Originally Posted by Desert Hawk
The former Cox Cable in Bakersfield was doing an electronic audit in the mid 80s. They detected what they thought was an extra tv set hooked up to limited basic service (pre 1993 cable companies could charge per tv set for limited basic). The police came to the house in the middle of the night and demanded to search the house, claiming that the results of the electronic audit was probable cause for the search. The search revealed that the "extra tv" was a VCR connected to a tv that was legitimately subscribed. Therefore no charges were filed, but if it had been an unauthorized extra tv hooked up then the people would have been arrested for cable theft. I don't know how it is possible, but supposedly cable technicians can detect how many devices are hooked up, as well as illegal descrambler boxes, from the pole using an oscilloscope or something to detect electronic backwash generated by every device. Does anyone know how this works?
They were using a Time-Domain-Reflectometer, or TDR. There may have been other technical means used in addition to that, and while other means for ascertaining a multi-device load is something I have speculated on previously, I don't think my further ruminations on the topic would be useful here. A TDR shows, on a display screen, the distance to each "imperfection " on a transmission line, and a person with some expertise at evaluating the squiggle on a TDR can spot a splitter and each end load.
The partial reregulation of 1993 alluded to by Desert Hawk was part of a "trade" of sorts, that empowered the cable companies to retain their monopoly on descrambler/decoder boxes in exchange for submitting to rental rate regulation, based on a rigid cost formula. That was when the box and remote charges on your cable bill went way down and from having round or familiar charges for cable boxes go from being charges like $4.95 a month for a box and 2.95 for a remote control, replaced by charges like $2.71 for a box and maybe $1.23 for a remote. They used to rent the remotes separate from the set top box, and while you could then buy a remote for less than 2 years rental, that option was only useful to people who wanted to have multiple remotes because if you just rented the box with no remotes, the cable company could and often would electronically disable the remote function.

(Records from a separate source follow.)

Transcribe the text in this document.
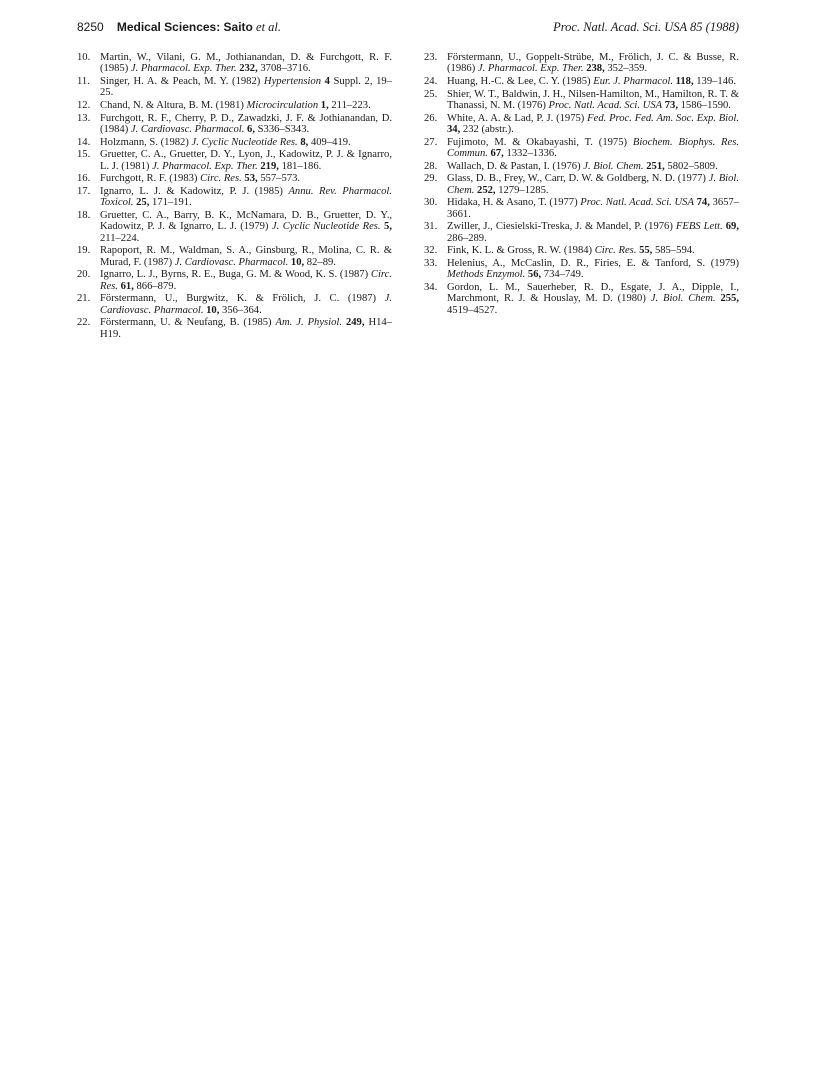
8250 Medical Sciences: Saito et al.	Proc. Natl. Acad. Sci. USA 85 (1988)
10. Martin, W., Vilani, G. M., Jothianandan, D. & Furchgott, R. F. (1985) J. Pharmacol. Exp. Ther. 232, 3708–3716.
11. Singer, H. A. & Peach, M. Y. (1982) Hypertension 4 Suppl. 2, 19–25.
12. Chand, N. & Altura, B. M. (1981) Microcirculation 1, 211–223.
13. Furchgott, R. F., Cherry, P. D., Zawadzki, J. F. & Jothianandan, D. (1984) J. Cardiovasc. Pharmacol. 6, S336–S343.
14. Holzmann, S. (1982) J. Cyclic Nucleotide Res. 8, 409–419.
15. Gruetter, C. A., Gruetter, D. Y., Lyon, J., Kadowitz, P. J. & Ignarro, L. J. (1981) J. Pharmacol. Exp. Ther. 219, 181–186.
16. Furchgott, R. F. (1983) Circ. Res. 53, 557–573.
17. Ignarro, L. J. & Kadowitz, P. J. (1985) Annu. Rev. Pharmacol. Toxicol. 25, 171–191.
18. Gruetter, C. A., Barry, B. K., McNamara, D. B., Gruetter, D. Y., Kadowitz, P. J. & Ignarro, L. J. (1979) J. Cyclic Nucleotide Res. 5, 211–224.
19. Rapoport, R. M., Waldman, S. A., Ginsburg, R., Molina, C. R. & Murad, F. (1987) J. Cardiovasc. Pharmacol. 10, 82–89.
20. Ignarro, L. J., Byrns, R. E., Buga, G. M. & Wood, K. S. (1987) Circ. Res. 61, 866–879.
21. Förstermann, U., Burgwitz, K. & Frölich, J. C. (1987) J. Cardiovasc. Pharmacol. 10, 356–364.
22. Förstermann, U. & Neufang, B. (1985) Am. J. Physiol. 249, H14–H19.
23. Förstermann, U., Goppelt-Strübe, M., Frölich, J. C. & Busse, R. (1986) J. Pharmacol. Exp. Ther. 238, 352–359.
24. Huang, H.-C. & Lee, C. Y. (1985) Eur. J. Pharmacol. 118, 139–146.
25. Shier, W. T., Baldwin, J. H., Nilsen-Hamilton, M., Hamilton, R. T. & Thanassi, N. M. (1976) Proc. Natl. Acad. Sci. USA 73, 1586–1590.
26. White, A. A. & Lad, P. J. (1975) Fed. Proc. Fed. Am. Soc. Exp. Biol. 34, 232 (abstr.).
27. Fujimoto, M. & Okabayashi, T. (1975) Biochem. Biophys. Res. Commun. 67, 1332–1336.
28. Wallach, D. & Pastan, I. (1976) J. Biol. Chem. 251, 5802–5809.
29. Glass, D. B., Frey, W., Carr, D. W. & Goldberg, N. D. (1977) J. Biol. Chem. 252, 1279–1285.
30. Hidaka, H. & Asano, T. (1977) Proc. Natl. Acad. Sci. USA 74, 3657–3661.
31. Zwiller, J., Ciesielski-Treska, J. & Mandel, P. (1976) FEBS Lett. 69, 286–289.
32. Fink, K. L. & Gross, R. W. (1984) Circ. Res. 55, 585–594.
33. Helenius, A., McCaslin, D. R., Firies, E. & Tanford, S. (1979) Methods Enzymol. 56, 734–749.
34. Gordon, L. M., Sauerheber, R. D., Esgate, J. A., Dipple, I., Marchmont, R. J. & Houslay, M. D. (1980) J. Biol. Chem. 255, 4519–4527.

It wasn't until cable companies started using 550 MHz systems that the cable band overlapped the UHF band, and it wasn't until the late 1980s or early 1990s that there was enough programming available for cable companies to use channels that overlapped the UHF spectrum. Since UHF channels are 2 MHz off the nearest cable channels, a UHF tuner would need to have an automatic fine tuning (AFT) range of 2 MHz to catch and lock onto analog cable TV "ultraband" channels.
By, I'd say, the late 1990s, every TV I serviced had over 2 MHz of capture range when set on "cable TV" and could reliably lock onto UHF channels when set in cable mode, but some didn't have that much AFT range utilized when set on UHF, probably because they assumed that the frequencies of the UHF channels were near perfect.
I remember that the Jerrold cable boxes used to develop channel 3 and 4 output frequencies that were just a little low because that was supposed to make them a little friendlier to the AGC of that era than if they were a little high, but the Sony TVs were "smart" enough to see that those outputs were out of spec, and while they would initially lock onto them, about every fifteen to twenty seconds, they would rescan their capture range looking for a closer frequency match, so in a market where I did a lot of commercial work (over half a dozen bar customers), we had to use another device, like an old 35 channel mechanical tuner box or a VCR, to interface the Jerrold Starcom outputs with the TVs.
I have scanned for digital channels with dozens of modern, cable TVs, and while only a few of those tuners would lock onto and process 8VSB signals when they were exactly "on channel", like broadcast channels 2-13, and those which I electronically frequency shifted to superband, hyperband and ultraband channels, but I have never found a single digital tuner that had the 2+ MHz of capture range that pre-digital TV tuners had.